Mhairi, 1976'da Falkirk, İskoçya'da doğdu. Nottingham'da okula gitti, Manchester Üniversitesi'nde İngiliz Edebiyatı okudu ve daha sonra gazeteciliği ile vatandaşlarını memnun etmek için Nottingham'a döndü. Stajyer muhabirlik, muhabirlik, özellik yazarı ve köşe yazıları görevlerinden sonra, Nottingham Post'taki dağın tepesine tırmandığını ve 31 yaşındayken bir roman yazmaya karar verdiğini fark etti.
İlk romanı "Hello Had Me" adlı romantik komedi, ilk romanı Aralık 2012'de yayınlanmaya başlandı. Bu tarihten bu yana HarperCollins'in en çok satan e-kitap haline geldi, 16 dile çevrildi ve önemli bir film olarak geliştirildi. Mhairii, senaryoyu yazdı. Aralık 2013'te yayınlandı ve Sunday Times'ın En Çok Satanlar listesini yaptı.
Mhairi'nin HarperFiction için ilk hard-back başlığı, It's Not Me, You're, 6 Kasım 2014'te yayınlandı .
Halen, dördüncü romanı üzerinde çalışıyor; ekrana Merhaba Birlikte Sen Me Is Had Me'ya uyarlanıyor ve televizyon için bir komedi-drama senaryosu geliştiriyor.
This is what I never knew about loss - it's also about what you gain. You carry weight that you never had before. It's never behind you. It's alongside you.
'forever': people say it in wedding vows all the time like they understand what it means, but actual forever is fucking huge.
“As they finally all started yawning and agreeing well, what an incredible evening but maybe time to turn in, Harriet didn’t know how to feel.
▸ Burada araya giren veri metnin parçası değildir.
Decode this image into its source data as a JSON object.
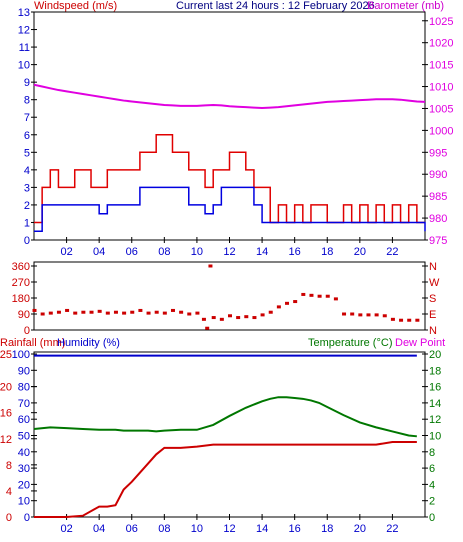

What had happened was torrid; what was to come was likely worse.”
Birini henüz toyken yaptığın milyonlarca yanlıştan koruma isteğinin ve onun kendine has yanlışlar yapacağını bildiğin halde yine de onu sakınma telaşının umutsuz hüznüne kapıldım.
Yağda yumurta tarifini dahi yirmi sayfada anlatabilecek İngiliz Edebiyat kafasının benim sevdiğim hatta çok sevdiğim bir ürünü. Öyle bir iki ayda olup biten, mantığımı sığ sularda boğmaya çalışan kitaplara inat, gayet yayıla yayıla, olay örgüsü yılları kapsayan, bu tarz kitaplarda hiç görmediğimiz olayları işleyen çok güzel bir dostluk ve aşk hikayesiydi.
Bu kitabı okumaya ara verdiğim için çok üzgünüm öncelikle. O kadar tatlı bir aşk romanıydı ki... Ah be canım Rachel' ım sana çok üzüldüm. Yıllar sonra aşık olduğu adamla karşılaşan bir kadının hikayesini okuyoruz. Kızımızı çok sevdim. İyi kalpli, yardımsever, düşünceli ve fazlasıyla tatlıştı. Tek kötü özelliği fazla düşünceli olması idi ki bunun yüzünden çok da çekti. Olayların yavaş yavaş işlendiği bu roman hiç yormadan kendini okutturuyor. Acaba Ben ile ilişkileri nasıl ilerleyecek diye diye merak içinde okudum. Başlarda Simon' ı sevsem de kötü günde gerçek yüzünün ortaya çıkmasıyla soğudum ondan. Ben' ciğimi de sevdim Rachel kadar olmasa da. Aşkını ilan ettiği bölüm defalarca okunur. Güvensizlik ve korku yüzünden heba edilen yıllara üzülsem de sonunda mutlu oldular haberi geldi ya, değer herhalde üzülmeye. Yazarın çok güzel yazdığı ve aşkı tadabileceğiniz bu romanı okuyun bence. İyi okumalar.
Yazarın daha önce okuduğum kitabını baz alarak başladığım kitapta istediğim şeyi pek bulamadım. Benim gibi İngiliz kalemleri seven biri için bile yavaştı kitap. Kitaba zaman ayırmamanızda bir sorun olmaz.